I now can understand....maybe not forgive....the reason that she was not a demonstatively loving mother. Yes she loved me...but it was safer for her to not love and hug EITHER of us so as to not be accused of playing favorites. She was so closed up on herself that there was no ability to share the love, warmth and caring that you would usually connect to a "mom". Of course I blamed my stepfather for YEARS for all my problems but I had to make myself turn the same "out of the situation" eye on him too. I am not sure I can truly say I ever forgave him but what I had to do is learn to pity him for the lonely, hateful, hurtful person that "his" mother influenced. I knew somewhere in my soul that he would someday die a lonely, sad death with no understanding that it COULD have been different. And he did.
I hope that this makes some sense to you....even tho your mother is a health professional it does not mean that she is not just as "broken" as you or anyone else. Maybe she is not "able" to be the person YOU need her to be. My relationship with my mother is much better than it was even 5 years ago...and I am 52! I had to learn that she processes things differently than I do. She is much more rigid. I know that there are things that we will NEVER agree on. I know that she is NOT a little kid person. I know that she and my sister ARE the same type of person and that is WHY they seem so close. It is not an intentional thought of "excluding" me...they just think the same. I have to remember that by understanding HER I have to realize what a "foreign duck"
I am to her. When we talk now or she asks my opinion I can realize that "I" open another whole world to her that she has never experienced and that is totally foreign to her. As an example....I believe family is made of love....not necessarily out of "blood". My husband was adopted...(with his own set of "strange adoptive parental influences!

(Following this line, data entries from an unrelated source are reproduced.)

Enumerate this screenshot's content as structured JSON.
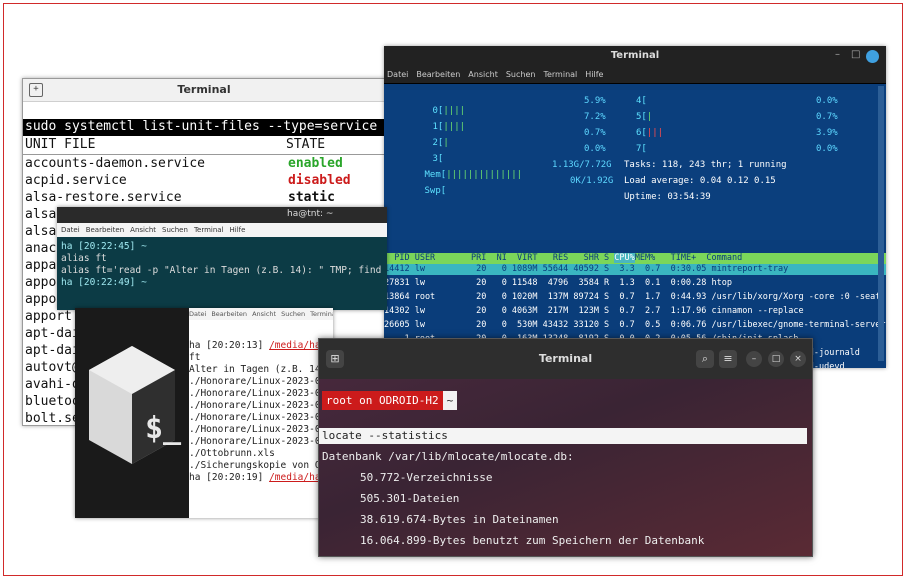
{
  "winA": {
    "title": "Terminal",
    "command": "sudo systemctl list-unit-files --type=service",
    "col_unit": "UNIT FILE",
    "col_state": "STATE",
    "rows": [
      {
        "unit": "accounts-daemon.service",
        "state": "enabled",
        "cls": "enabled"
      },
      {
        "unit": "acpid.service",
        "state": "disabled",
        "cls": "disabled"
      },
      {
        "unit": "alsa-restore.service",
        "state": "static",
        "cls": "static"
      },
      {
        "unit": "alsa-sta",
        "state": "",
        "cls": "static"
      },
      {
        "unit": "alsa-uti",
        "state": "",
        "cls": "static"
      },
      {
        "unit": "anacron.",
        "state": "",
        "cls": "static"
      },
      {
        "unit": "apparmor",
        "state": "",
        "cls": "static"
      },
      {
        "unit": "apport-a",
        "state": "",
        "cls": "static"
      },
      {
        "unit": "apport-f",
        "state": "",
        "cls": "static"
      },
      {
        "unit": "apport.s",
        "state": "",
        "cls": "static"
      },
      {
        "unit": "apt-dail",
        "state": "",
        "cls": "static"
      },
      {
        "unit": "apt-dail",
        "state": "",
        "cls": "static"
      },
      {
        "unit": "autovt@.",
        "state": "",
        "cls": "static"
      },
      {
        "unit": "avahi-da",
        "state": "",
        "cls": "static"
      },
      {
        "unit": "bluetoot",
        "state": "",
        "cls": "static"
      },
      {
        "unit": "bolt.ser",
        "state": "",
        "cls": "static"
      }
    ]
  },
  "winB": {
    "title": "Terminal",
    "menu": [
      "Datei",
      "Bearbeiten",
      "Ansicht",
      "Suchen",
      "Terminal",
      "Hilfe"
    ],
    "cpus_left": [
      {
        "label": "0",
        "bar": "||||",
        "pct": "5.9%"
      },
      {
        "label": "1",
        "bar": "||||",
        "pct": "7.2%"
      },
      {
        "label": "2",
        "bar": "|",
        "pct": "0.7%"
      },
      {
        "label": "3",
        "bar": "",
        "pct": "0.0%"
      }
    ],
    "cpus_right": [
      {
        "label": "4",
        "bar": "",
        "pct": "0.0%"
      },
      {
        "label": "5",
        "bar": "|",
        "pct": "0.7%"
      },
      {
        "label": "6",
        "bar": "|||",
        "pct": "3.9%"
      },
      {
        "label": "7",
        "bar": "",
        "pct": "0.0%"
      }
    ],
    "mem_label": "Mem",
    "mem_bar": "||||||||||||||",
    "mem_val": "1.13G/7.72G",
    "swp_label": "Swp",
    "swp_val": "0K/1.92G",
    "tasks": "Tasks: 118, 243 thr; 1 running",
    "load": "Load average: 0.04 0.12 0.15",
    "uptime": "Uptime: 03:54:39",
    "proc_header_a": "  PID USER       PRI  NI  VIRT   RES   SHR S ",
    "proc_header_sort": "CPU%",
    "proc_header_b": "MEM%   TIME+  Command",
    "selected_row": "14412 lw          20   0 1089M 55644 40592 S  3.3  0.7  0:30.05 mintreport-tray",
    "processes": [
      "27831 lw          20   0 11548  4796  3584 R  1.3  0.1  0:00.28 htop",
      "13864 root        20   0 1020M  137M 89724 S  0.7  1.7  0:44.93 /usr/lib/xorg/Xorg -core :0 -seat",
      "14302 lw          20   0 4063M  217M  123M S  0.7  2.7  1:17.96 cinnamon --replace",
      "26605 lw          20   0  530M 43432 33120 S  0.7  0.5  0:06.76 /usr/libexec/gnome-terminal-server",
      "    1 root        20   0  163M 13248  8192 S  0.0  0.2  0:05.56 /sbin/init splash",
      "  454 root        19  -1 76932 39240 37900 S  0.0  0.5  0:00.63 /lib/systemd/systemd-journald",
      "  495 root        20   0 27400  7740  4644 S  0.0  0.1  0:00.75 /lib/systemd/systemd-udevd",
      " 1067 systemd-r   20   0 25392 13476  9352 S  0.0  0.2  0:00.36 /lib/systemd/systemd-resolved",
      "                                                                  imesyncd"
    ]
  },
  "winC": {
    "title": "ha@tnt: ~",
    "menu": [
      "Datei",
      "Bearbeiten",
      "Ansicht",
      "Suchen",
      "Terminal",
      "Hilfe"
    ],
    "lines": [
      {
        "text": "ha [20:22:45] ~",
        "cls": "prompt"
      },
      {
        "text": "alias ft",
        "cls": ""
      },
      {
        "text": "alias ft='read -p \"Alter in Tagen (z.B. 14): \" TMP; find",
        "cls": ""
      },
      {
        "text": "ha [20:22:49] ~",
        "cls": "prompt"
      }
    ]
  },
  "winD": {
    "menu": [
      "Datei",
      "Bearbeiten",
      "Ansicht",
      "Suchen",
      "Terminal",
      "Hilfe"
    ],
    "logo_text": "$_",
    "prompt1_a": "ha [20:20:13] ",
    "prompt1_path": "/media/ha",
    "lines": [
      "ft",
      "Alter in Tagen (z.B. 14",
      "./Honorare/Linux-2023-0",
      "./Honorare/Linux-2023-0",
      "./Honorare/Linux-2023-0",
      "./Honorare/Linux-2023-0",
      "./Honorare/Linux-2023-0",
      "./Honorare/Linux-2023-0",
      "./Ottobrunn.xls",
      "./Sicherungskopie von O"
    ],
    "prompt2_a": "ha [20:20:19] ",
    "prompt2_path": "/media/ha"
  },
  "winE": {
    "title": "Terminal",
    "host": "root on ODROID-H2",
    "tilde": "~",
    "command": "locate --statistics",
    "db_line": "Datenbank /var/lib/mlocate/mlocate.db:",
    "stats": [
      "50.772-Verzeichnisse",
      "505.301-Dateien",
      "38.619.674-Bytes in Dateinamen",
      "16.064.899-Bytes benutzt zum Speichern der Datenbank"
    ]
  }
}
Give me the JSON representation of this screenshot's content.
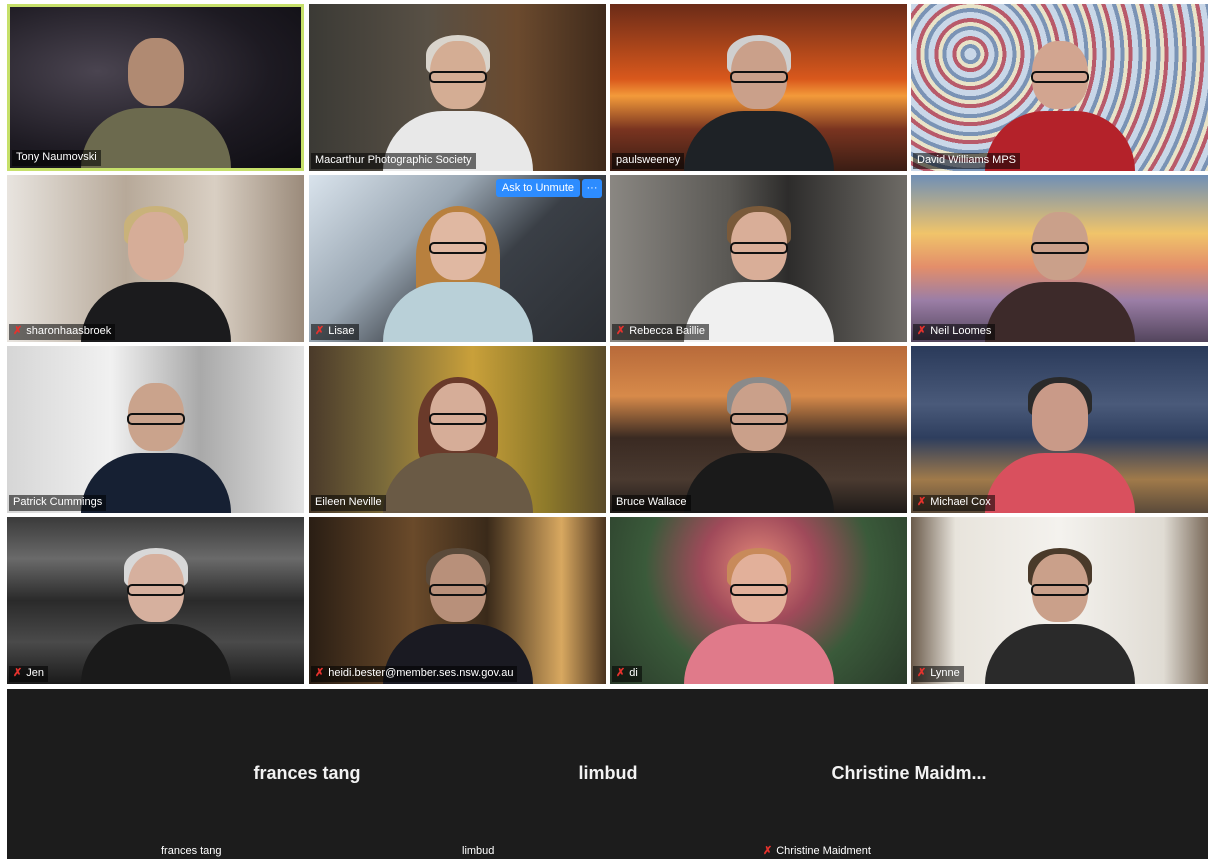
{
  "participants": [
    {
      "name": "Tony Naumovski",
      "muted": false,
      "active": true
    },
    {
      "name": "Macarthur Photographic Society",
      "muted": false
    },
    {
      "name": "paulsweeney",
      "muted": false
    },
    {
      "name": "David Williams MPS",
      "muted": false
    },
    {
      "name": "sharonhaasbroek",
      "muted": true
    },
    {
      "name": "Lisae",
      "muted": true,
      "unmute_label": "Ask to Unmute",
      "more_label": "···"
    },
    {
      "name": "Rebecca Baillie",
      "muted": true
    },
    {
      "name": "Neil Loomes",
      "muted": true
    },
    {
      "name": "Patrick Cummings",
      "muted": false
    },
    {
      "name": "Eileen Neville",
      "muted": false
    },
    {
      "name": "Bruce Wallace",
      "muted": false
    },
    {
      "name": "Michael Cox",
      "muted": true
    },
    {
      "name": "Jen",
      "muted": true
    },
    {
      "name": "heidi.bester@member.ses.nsw.gov.au",
      "muted": true
    },
    {
      "name": "di",
      "muted": true
    },
    {
      "name": "Lynne",
      "muted": true
    }
  ],
  "video_off": [
    {
      "display": "frances tang",
      "label": "frances tang",
      "muted": false
    },
    {
      "display": "limbud",
      "label": "limbud",
      "muted": false
    },
    {
      "display": "Christine  Maidm...",
      "label": "Christine Maidment",
      "muted": true
    }
  ],
  "colors": {
    "active_border": "#c6e06a",
    "muted_icon": "#e5322d",
    "button": "#2d8cff"
  }
}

" And we tended to "adopt" new family that we "LOVED" but weren't exactly "related" to us. My kids grew up with lots of cousins and aunts and uncles that were no relation at all. I had foster kids and my kids had a lot of friends that were sort of "parentless" so it was not unusual to get up in the morning and find 6 or 8 various kids sleeping on my living room floor. My last "unofficial" foster daughter (who had been a friend of my daughters since the 4th grade) came to us from her adoptive family in Texas. She was 17 and pregnant and no where near being able to be a mother. We adopted her son and are blessed with the most wonderful boy in the world. But through all these years my mother STILL does not understand our connection to these people or this wonderful little boy who is now 8 yrs old. She is connected to my other grandchildren but has difficulty connecting to him.
OK now I am rambling but I hope that somewhere in this you see a ray of hope and a kernel of insight that might help you start your path to the "other side" of your life. Keep our chin up...love your wife and children the way YOU would have liked to be loved and just keep taking a step each day. Good Luck!